Answer:
The Fourier series of a periodic function f(x) with period 2L can be expressed as:
f(x) = a0/2 + Σ[n=1 to ∞] (ancos(nπx/L) + bnsin(nπx/L))
where
a0 = (1/L) ∫[-L,L] f(x) dx
an = (1/L) ∫[-L,L] f(x)*cos(nπx/L) dx
bn = (1/L) ∫[-L,L] f(x)*sin(nπx/L) dx
In this case, we have f(x) = 1 for 2k - 0.25 <= x <= 2k + 0.25, and f(x) = 0 otherwise. The period is 0.5, so L = 0.25.
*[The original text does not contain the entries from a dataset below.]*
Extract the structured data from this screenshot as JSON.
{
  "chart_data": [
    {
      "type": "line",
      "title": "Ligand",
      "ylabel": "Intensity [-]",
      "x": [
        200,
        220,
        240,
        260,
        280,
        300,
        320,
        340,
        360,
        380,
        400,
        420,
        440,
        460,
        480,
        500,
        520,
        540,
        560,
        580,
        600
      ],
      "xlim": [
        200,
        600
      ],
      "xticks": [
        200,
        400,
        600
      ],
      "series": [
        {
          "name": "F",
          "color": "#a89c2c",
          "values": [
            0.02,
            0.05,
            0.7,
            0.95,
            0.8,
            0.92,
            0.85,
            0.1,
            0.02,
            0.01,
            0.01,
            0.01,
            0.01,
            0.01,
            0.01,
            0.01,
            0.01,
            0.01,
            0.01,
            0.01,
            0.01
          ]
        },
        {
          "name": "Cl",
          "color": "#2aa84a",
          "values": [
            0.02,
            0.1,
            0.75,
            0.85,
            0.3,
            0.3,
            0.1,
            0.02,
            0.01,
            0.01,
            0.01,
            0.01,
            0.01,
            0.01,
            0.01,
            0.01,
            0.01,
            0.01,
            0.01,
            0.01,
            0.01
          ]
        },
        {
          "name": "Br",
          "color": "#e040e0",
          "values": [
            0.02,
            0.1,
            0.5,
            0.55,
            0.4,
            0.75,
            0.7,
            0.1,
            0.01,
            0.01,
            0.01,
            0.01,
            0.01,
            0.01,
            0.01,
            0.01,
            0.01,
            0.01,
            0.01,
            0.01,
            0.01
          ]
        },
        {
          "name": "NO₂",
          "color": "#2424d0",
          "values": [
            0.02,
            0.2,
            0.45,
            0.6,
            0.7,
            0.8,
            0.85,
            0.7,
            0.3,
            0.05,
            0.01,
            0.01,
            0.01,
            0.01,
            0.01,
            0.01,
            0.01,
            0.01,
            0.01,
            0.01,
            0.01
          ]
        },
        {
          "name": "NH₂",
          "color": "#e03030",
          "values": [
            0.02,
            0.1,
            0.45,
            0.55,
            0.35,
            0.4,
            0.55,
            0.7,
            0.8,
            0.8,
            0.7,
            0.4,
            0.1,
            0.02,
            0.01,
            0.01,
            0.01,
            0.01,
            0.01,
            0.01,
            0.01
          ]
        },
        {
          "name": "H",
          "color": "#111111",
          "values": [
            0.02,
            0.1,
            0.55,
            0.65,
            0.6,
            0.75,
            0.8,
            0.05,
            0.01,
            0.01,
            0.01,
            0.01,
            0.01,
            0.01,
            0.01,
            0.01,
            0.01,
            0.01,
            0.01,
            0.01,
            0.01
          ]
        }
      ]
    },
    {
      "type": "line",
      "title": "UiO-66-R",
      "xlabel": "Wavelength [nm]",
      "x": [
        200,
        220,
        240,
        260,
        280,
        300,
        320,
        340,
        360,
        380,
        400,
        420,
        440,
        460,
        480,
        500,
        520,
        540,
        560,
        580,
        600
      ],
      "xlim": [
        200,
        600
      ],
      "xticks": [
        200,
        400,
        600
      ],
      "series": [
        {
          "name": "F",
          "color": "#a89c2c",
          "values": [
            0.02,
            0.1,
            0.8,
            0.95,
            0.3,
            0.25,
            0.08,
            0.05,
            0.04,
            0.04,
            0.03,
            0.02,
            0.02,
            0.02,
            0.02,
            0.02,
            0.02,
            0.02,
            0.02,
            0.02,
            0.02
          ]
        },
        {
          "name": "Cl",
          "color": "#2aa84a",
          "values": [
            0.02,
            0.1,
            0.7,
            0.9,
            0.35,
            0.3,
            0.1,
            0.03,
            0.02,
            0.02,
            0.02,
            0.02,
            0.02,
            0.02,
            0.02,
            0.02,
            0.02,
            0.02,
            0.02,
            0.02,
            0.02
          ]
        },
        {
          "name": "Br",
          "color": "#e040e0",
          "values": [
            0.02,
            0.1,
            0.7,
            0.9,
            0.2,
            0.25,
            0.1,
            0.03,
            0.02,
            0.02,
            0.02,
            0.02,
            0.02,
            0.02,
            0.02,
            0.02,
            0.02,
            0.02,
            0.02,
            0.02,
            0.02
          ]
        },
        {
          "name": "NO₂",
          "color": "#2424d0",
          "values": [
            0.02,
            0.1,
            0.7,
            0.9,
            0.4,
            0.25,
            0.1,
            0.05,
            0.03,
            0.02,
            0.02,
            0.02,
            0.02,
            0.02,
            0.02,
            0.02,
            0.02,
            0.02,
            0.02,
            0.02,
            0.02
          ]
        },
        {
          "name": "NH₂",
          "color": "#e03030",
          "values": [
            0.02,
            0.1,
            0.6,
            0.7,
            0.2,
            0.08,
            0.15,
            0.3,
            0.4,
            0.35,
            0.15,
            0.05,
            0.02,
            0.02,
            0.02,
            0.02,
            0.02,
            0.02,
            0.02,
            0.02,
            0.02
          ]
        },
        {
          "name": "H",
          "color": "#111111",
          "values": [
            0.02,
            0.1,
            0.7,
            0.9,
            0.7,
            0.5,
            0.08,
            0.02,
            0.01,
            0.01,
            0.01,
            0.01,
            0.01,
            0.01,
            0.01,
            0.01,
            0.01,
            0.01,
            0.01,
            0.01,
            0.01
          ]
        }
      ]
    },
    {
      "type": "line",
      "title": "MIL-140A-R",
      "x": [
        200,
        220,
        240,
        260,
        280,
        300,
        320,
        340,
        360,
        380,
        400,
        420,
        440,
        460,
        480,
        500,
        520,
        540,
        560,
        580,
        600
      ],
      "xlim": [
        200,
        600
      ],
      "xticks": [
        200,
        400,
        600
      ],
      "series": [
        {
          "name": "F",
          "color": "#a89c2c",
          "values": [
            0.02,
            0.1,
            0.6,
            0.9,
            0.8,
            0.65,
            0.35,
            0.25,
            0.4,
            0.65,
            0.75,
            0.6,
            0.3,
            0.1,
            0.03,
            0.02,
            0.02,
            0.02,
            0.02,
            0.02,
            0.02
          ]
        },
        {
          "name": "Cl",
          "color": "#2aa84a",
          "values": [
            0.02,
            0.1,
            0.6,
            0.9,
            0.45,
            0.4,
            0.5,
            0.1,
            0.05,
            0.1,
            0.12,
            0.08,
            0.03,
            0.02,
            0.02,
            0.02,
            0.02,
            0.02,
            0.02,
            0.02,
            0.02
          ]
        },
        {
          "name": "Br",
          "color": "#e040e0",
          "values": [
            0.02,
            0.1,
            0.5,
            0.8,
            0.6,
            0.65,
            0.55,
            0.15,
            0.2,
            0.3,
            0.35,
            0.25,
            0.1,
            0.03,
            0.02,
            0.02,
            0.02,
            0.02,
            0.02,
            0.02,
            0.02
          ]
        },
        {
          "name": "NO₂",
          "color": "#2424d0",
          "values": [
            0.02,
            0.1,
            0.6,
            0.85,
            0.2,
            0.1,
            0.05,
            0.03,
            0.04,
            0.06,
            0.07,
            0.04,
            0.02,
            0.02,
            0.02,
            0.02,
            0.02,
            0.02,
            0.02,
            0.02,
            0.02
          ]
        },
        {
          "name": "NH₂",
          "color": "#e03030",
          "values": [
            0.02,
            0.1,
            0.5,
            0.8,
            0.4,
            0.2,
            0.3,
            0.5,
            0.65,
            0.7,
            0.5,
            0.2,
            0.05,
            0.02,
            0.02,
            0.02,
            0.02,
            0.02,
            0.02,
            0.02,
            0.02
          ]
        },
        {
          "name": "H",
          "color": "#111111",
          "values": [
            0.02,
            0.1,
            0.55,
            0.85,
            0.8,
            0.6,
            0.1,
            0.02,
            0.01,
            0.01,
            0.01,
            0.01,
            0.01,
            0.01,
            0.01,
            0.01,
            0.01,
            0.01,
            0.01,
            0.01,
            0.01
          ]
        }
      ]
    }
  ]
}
First, we can find the value of a0:
a0 = (1/0.5) ∫[-0.25,0.25] 1 dx = 1
Next, we can find the values of an and bn:
an = (1/0.5) ∫[-0.25,0.25] 1*cos(nπx/0.25) dx = 0
bn = (1/0.5) ∫[-0.25,0.25] 1*sin(nπx/0.25) dx
Since the integrand is odd, we have:
bn = (2/0.5) ∫[0,0.25] 1*sin(nπx/0.25) dx
Using the substitution u = nπx/0.25, du/dx = nπ/0.25, dx = 0.25du/(nπ), we get:
bn = (4/nπ) ∫[0,nπ/4] sin(u) du = (4/nπ) (1 - cos(nπ/4))
Therefore, the Fourier series of f(x) can be written as:
f(x) = 1/2 + Σ[n=1 to ∞] [(4/nπ) (1 - cos(nπ/4))] * sin(nπx/0.25)
for 2k - 0.25 <= x <= 2k + 0.25, and f(x) = 0 otherwise.